Suppose $f$ and $g$ are functions. I am pretty sure that the definition of big-O has its definition conform to the following logical structure
$$\exists \, k \, \exists C \, \forall \,x\, :\, x > k \implies|f(x)| \leq C|g(x)|$$
since it also conforms to proper usage when attempting to prove by contradiction that $f$ is not big-O of $g$, but I would like confirmation.
Thanks!
Yes, this is correct. Under the assumption that you surely want to make that we are talking about what it means that $f$ is $O(g)$ as $x \to \infty$ (and not some other point, or still something else).
More generally, $f$ is $O(g)$ on $S$ means that there exists some $C$ such that $|f(x)| \le C |g(x)|$ for all $x \in S$ (equivalently $x \in S $ implies $|f(x)| \le C |g(x)|$).
And, $f$ is $O(g)$ as $x \to p$ means that there exists some open neighborhood $U$ of $p$ and a $C$ (that may depend on $U$) such that $|f(x)| \le C |g(x)|$ for all $x \in U$ (equivalently $x \in U $ implies $|f(x)| \le C |g(x)|$).

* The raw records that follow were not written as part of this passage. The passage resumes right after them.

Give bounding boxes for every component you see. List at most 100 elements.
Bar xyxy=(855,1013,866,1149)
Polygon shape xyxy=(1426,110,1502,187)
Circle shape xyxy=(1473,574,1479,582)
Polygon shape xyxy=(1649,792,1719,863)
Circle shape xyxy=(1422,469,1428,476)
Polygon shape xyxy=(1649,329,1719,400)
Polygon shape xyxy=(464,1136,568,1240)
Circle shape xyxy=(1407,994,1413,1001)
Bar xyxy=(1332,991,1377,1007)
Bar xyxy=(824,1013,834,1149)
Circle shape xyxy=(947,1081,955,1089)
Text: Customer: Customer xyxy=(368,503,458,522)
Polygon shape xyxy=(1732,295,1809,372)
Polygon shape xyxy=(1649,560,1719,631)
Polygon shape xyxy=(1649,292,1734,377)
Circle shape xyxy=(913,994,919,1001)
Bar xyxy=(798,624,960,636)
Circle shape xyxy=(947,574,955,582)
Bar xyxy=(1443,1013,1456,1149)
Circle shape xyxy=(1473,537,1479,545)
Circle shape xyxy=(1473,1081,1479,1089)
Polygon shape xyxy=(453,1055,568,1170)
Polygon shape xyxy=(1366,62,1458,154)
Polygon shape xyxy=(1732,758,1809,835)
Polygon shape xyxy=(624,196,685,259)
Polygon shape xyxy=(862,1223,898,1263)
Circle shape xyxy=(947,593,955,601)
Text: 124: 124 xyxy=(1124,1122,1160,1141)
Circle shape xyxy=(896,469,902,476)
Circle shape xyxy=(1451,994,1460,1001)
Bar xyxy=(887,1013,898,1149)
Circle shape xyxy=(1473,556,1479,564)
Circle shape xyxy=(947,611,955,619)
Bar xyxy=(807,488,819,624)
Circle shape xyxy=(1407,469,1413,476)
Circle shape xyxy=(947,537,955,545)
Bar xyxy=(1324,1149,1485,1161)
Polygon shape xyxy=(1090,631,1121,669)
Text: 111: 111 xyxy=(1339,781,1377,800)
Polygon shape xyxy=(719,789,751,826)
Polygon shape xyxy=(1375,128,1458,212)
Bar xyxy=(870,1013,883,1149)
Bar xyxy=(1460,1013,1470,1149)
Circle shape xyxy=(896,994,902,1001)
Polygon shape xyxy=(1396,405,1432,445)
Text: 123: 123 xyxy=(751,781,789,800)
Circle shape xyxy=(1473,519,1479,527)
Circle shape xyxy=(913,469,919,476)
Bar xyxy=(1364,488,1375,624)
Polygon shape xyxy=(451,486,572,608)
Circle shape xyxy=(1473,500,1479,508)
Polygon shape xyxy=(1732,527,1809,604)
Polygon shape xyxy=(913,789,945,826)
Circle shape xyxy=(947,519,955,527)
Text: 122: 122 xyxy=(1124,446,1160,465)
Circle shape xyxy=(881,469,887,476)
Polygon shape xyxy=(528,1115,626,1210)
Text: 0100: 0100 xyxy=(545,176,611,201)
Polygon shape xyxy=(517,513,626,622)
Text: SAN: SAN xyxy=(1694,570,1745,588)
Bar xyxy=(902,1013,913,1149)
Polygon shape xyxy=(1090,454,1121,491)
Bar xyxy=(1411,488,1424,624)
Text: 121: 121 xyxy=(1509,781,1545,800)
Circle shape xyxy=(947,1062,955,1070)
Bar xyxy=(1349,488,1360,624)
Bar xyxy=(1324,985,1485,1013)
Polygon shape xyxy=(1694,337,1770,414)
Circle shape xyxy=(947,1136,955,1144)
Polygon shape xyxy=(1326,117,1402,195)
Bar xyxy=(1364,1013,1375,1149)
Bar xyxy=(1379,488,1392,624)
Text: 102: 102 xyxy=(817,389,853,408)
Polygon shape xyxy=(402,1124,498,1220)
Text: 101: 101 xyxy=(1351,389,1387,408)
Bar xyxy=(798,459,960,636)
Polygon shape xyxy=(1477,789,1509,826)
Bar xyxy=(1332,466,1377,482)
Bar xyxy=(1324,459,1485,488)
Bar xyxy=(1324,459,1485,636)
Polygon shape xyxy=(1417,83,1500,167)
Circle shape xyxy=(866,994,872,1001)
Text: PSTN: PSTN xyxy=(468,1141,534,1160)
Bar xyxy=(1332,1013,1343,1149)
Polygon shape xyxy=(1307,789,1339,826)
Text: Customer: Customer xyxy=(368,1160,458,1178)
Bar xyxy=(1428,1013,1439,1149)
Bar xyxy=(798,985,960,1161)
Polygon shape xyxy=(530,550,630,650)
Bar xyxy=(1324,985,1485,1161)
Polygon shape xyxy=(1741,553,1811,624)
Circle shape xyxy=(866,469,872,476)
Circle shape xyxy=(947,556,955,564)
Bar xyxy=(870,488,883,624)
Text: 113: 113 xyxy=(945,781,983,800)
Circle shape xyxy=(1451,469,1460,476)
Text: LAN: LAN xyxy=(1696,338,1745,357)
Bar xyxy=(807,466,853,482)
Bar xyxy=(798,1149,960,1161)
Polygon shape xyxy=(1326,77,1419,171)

The sets $\{ x \in \mathbb{R} \colon x >k\}$ are a basis of the open neighborhoods of $+\infty$. This second statement is thus equivalently to what you said.
In particular, it is more coherent to choose the neighborhood first and then the constant. But in the particular case you could also invert the order of the existential quantifiers and it would not yield a different definition in this case.